Lev Romanovich Britanishsky (Russian: Лев Романович Британишский; 1897–1971) was a Soviet Russian painter and graphic artist.

He was born in Kronstadt. His father Ruvel Britanishsky was a fashionable goldsmith in Kronstadt, and his ancestors were craftsmen originally from Vilna Governorate. His wife Francis Osinsky came from a family of Polish noblemen also from Vilna.

Following his studies at the gymnasium, he entered the Art School of Baron Alexander Stieglitz. He also studied under Pavel Chistyakov for several years. He entered the Academy of Arts in 1918, where he was taught by Kuzma Petrov-Vodkin. He graduated from the Academy in 1923. He also took porcelain painting lessons from Sergey Chekhonin in the 1920s. From 1926, he was a member of the Circle of Artists group, and participated in exhibitions of the Circle. He joined the Union of Artists in 1932.
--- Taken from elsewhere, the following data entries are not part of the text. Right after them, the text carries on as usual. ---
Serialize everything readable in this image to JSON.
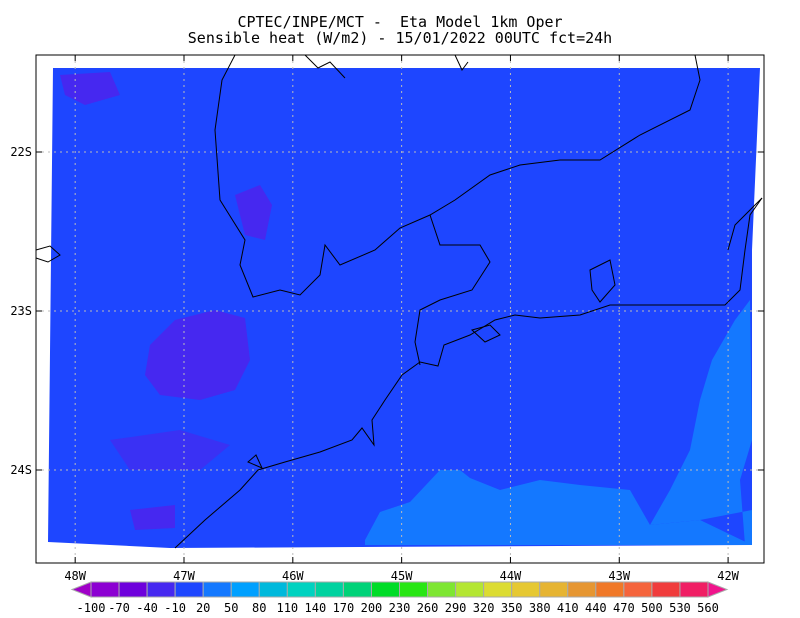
{
  "header": {
    "title_line1": "CPTEC/INPE/MCT -  Eta Model 1km Oper",
    "title_line2": "Sensible heat (W/m2) - 15/01/2022 00UTC fct=24h"
  },
  "map": {
    "lat_ticks": [
      {
        "value": -22,
        "label": "22S"
      },
      {
        "value": -23,
        "label": "23S"
      },
      {
        "value": -24,
        "label": "24S"
      }
    ],
    "lon_ticks": [
      {
        "value": -48,
        "label": "48W"
      },
      {
        "value": -47,
        "label": "47W"
      },
      {
        "value": -46,
        "label": "46W"
      },
      {
        "value": -45,
        "label": "45W"
      },
      {
        "value": -44,
        "label": "44W"
      },
      {
        "value": -43,
        "label": "43W"
      },
      {
        "value": -42,
        "label": "42W"
      }
    ],
    "extent": {
      "lon": [
        -48.36,
        -41.67
      ],
      "lat": [
        -24.585,
        -21.39
      ]
    },
    "gridlines": true,
    "field_colors": {
      "main": "#1e46ff",
      "low": "#4628f0",
      "high": "#1478ff"
    }
  },
  "colorbar": {
    "labels": [
      "-100",
      "-70",
      "-40",
      "-10",
      "20",
      "50",
      "80",
      "110",
      "140",
      "170",
      "200",
      "230",
      "260",
      "290",
      "320",
      "350",
      "380",
      "410",
      "440",
      "470",
      "500",
      "530",
      "560"
    ],
    "below_color": "#a000c8",
    "above_color": "#f0148c",
    "colors": [
      "#8c00d2",
      "#6e00dc",
      "#4628f0",
      "#1e46ff",
      "#1478ff",
      "#00a0ff",
      "#00b9dc",
      "#00d2c0",
      "#00d2a0",
      "#00d278",
      "#00dc28",
      "#28e614",
      "#7ee632",
      "#b4e632",
      "#dcdc32",
      "#e6c832",
      "#e6b432",
      "#e69632",
      "#f07828",
      "#f5643c",
      "#f03c3c",
      "#f01e64"
    ]
  }
}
During World War II, he participated in the rescue of treasures from the Hermitage Museum (1941), before being evacuated to Sverdlovsk in March 1942, where he taught at the Ural State University (1943–1944). He returned to Leningrad after the war. He was named as an Honored Artist of the Russian SFSR in 1967.

He died in 1971. He was the father of the poet Vladimir Britanishsky.